It is dangerous, at any time, to multiply sources of weakness.
Political differences essentially depend on disagreement in moral principles.
Many things are better for silence than for speech: others are better for speech than for stationery.
Piety sometimes gives birth to scruples, and faith to superstition, when they are not directed by wisdom and knowledge.
Monarchy hardens into despotism. Aristocracy contracts into oligarchy. Democracy expands into the supremacy of numbers.
It is very easy to speak words of wisdom from a comfortable distance, when one sees no reality, no details, none of the effect on men’s minds.
The strong man with the dagger is followed by the weak man with the sponge.
The test of liberty is the position and security of minorities.
Great men are almost always bad men, even when they exercise influence and not authority.
Fanaticism in religion is the alliance of the passions she condemns with the dogmas she professes.
Everybody likes to get as much power as circumstances allow, and nobody will vote for a self-denying ordinance.
A people averse to the institution of private property is without the first elements of freedom.
Ink was not invented to express our real feelings.
Government rules the present. Literature rules the future.

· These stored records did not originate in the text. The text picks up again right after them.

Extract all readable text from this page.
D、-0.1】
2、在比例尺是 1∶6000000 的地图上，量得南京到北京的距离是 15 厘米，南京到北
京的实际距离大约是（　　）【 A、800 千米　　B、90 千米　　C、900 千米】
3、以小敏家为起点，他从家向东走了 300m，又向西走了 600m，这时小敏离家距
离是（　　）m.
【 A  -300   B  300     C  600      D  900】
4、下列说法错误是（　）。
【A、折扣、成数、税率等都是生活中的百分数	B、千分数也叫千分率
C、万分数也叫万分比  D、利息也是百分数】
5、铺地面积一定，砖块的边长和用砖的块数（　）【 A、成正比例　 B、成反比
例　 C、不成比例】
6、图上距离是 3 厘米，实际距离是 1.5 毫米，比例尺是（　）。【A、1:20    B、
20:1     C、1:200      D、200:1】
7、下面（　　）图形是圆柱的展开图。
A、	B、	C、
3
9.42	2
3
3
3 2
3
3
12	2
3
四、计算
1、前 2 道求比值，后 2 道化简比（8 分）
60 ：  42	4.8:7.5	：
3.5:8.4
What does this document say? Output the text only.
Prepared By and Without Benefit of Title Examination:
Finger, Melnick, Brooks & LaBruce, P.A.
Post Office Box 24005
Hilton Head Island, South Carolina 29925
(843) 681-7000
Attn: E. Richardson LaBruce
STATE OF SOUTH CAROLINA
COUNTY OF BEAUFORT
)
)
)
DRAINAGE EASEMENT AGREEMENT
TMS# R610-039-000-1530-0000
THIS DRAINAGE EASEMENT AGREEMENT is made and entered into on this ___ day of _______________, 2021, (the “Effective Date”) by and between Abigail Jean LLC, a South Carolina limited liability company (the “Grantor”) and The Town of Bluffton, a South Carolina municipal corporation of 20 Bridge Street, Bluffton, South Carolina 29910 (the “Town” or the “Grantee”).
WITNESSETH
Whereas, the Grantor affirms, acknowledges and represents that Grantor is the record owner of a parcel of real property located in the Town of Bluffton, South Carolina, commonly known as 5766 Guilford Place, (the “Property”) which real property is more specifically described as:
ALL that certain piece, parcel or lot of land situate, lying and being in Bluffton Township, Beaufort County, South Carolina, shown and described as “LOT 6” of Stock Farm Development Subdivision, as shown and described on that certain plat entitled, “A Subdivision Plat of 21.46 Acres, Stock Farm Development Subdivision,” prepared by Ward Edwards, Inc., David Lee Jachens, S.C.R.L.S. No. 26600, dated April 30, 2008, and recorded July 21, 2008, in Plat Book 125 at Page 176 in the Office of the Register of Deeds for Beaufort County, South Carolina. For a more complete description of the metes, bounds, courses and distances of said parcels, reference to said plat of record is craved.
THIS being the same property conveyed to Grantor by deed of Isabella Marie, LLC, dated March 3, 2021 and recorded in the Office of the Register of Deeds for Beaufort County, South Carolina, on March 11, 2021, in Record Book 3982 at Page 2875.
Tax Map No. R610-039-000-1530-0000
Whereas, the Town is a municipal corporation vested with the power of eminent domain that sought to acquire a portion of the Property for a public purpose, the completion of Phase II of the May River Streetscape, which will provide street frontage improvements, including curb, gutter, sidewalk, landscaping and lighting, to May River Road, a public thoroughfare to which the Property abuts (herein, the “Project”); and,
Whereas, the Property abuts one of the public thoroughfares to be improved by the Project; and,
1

The law of liberty tends to abolish the reign of race over race, of faith over faith, of class over class. It is not the realization of a political ideal; it is the discharge of a moral obligation.
We are not sure we are right until we have made the best case possible for those who are wrong.
Towns were the nursery of freedom.
Many men can no more be kept straight by spiritual motives than we can live without policemen.
Fanaticism displays itself in the masses; but the masses were rarely fanaticised; and the crimes ascribed to it were commonly due to the calculations of dispassionate politicians.
History, to be above evasion or dispute, must stand on documents, not on opinions.